PoD went to a view looking east along the Forth and Clyde canal.

No great plans for tomorrow. Scamp says she might do some ironing. I may take a load of odds and ends to the council skips.

Posted at last – 27 January 2026

I only had one thing to do today and I almost managed it.

I was parcelling up my annual calendar to go to Jamie and Hazel, unfortunately, as I was walking to the Post Office, I realised I’d forgotten to write a note to go with it. I’m sure it won’t matter, it’s the contents that are more important.

That was about as far as I got today, I didn’t even go for a walk round St Mo’s, because it was bitterly cold. I took my hand warmers that Alex had told me about and they worked really well again, keeping my fingers toasty! While I was away, Scamp did some washing and that was about it.

I’d intended to take some stuff to the local tip, but after walking to Condorrat I didn’t really feel like going out again.
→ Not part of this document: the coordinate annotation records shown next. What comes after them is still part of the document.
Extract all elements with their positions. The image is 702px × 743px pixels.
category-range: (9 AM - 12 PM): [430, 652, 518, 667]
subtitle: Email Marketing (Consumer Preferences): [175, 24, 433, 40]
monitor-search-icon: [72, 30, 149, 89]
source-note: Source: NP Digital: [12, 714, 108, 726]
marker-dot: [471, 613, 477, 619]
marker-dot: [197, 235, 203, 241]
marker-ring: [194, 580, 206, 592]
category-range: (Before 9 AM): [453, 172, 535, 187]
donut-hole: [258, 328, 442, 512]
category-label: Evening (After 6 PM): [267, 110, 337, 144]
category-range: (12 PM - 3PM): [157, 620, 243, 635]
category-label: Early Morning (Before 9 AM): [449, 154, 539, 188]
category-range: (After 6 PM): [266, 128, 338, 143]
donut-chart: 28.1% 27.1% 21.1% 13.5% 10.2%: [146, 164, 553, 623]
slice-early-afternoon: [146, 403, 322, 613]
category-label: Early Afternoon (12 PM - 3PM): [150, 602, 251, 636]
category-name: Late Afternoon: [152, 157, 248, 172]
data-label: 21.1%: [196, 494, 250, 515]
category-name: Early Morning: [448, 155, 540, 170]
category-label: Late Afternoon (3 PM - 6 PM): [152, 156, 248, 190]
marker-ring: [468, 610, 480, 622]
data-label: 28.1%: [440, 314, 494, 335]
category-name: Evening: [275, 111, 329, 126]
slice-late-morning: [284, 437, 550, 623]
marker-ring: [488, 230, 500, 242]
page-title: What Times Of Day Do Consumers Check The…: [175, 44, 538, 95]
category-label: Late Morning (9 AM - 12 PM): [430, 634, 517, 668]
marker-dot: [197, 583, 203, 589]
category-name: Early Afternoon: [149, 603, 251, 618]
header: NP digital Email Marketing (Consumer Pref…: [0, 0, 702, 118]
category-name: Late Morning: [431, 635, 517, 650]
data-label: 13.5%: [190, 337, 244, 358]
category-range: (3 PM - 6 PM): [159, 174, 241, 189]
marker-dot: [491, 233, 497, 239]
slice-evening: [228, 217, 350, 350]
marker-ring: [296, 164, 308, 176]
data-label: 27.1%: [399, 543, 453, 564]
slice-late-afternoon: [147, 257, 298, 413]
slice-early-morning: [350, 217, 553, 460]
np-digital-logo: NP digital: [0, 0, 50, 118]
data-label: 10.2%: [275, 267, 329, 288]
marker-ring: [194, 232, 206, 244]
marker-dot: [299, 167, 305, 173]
According to the weather fairies, the weather is to be a bit clearer tomorrow, but there is a chance of snow for us later in the week. How much snow and how long it will last has not been disclosed yet. We had a fairly heavy snowfall last year at almost exactly the same time in January. I remember driving to East Kilbride with Scamp when I went to have my second appointment with Mr Sharmer (Sharmer the Charmer).

PoD was an inside shot again. It’s my old Olympus E-PL5. Battered and bruised, it still works almost perfectly. “Black on Black” was the title.

Hopefully we’ll get out for a walk, or maybe a trip into Glasgow tomorrow. Just to get out of the house for a change of scenery.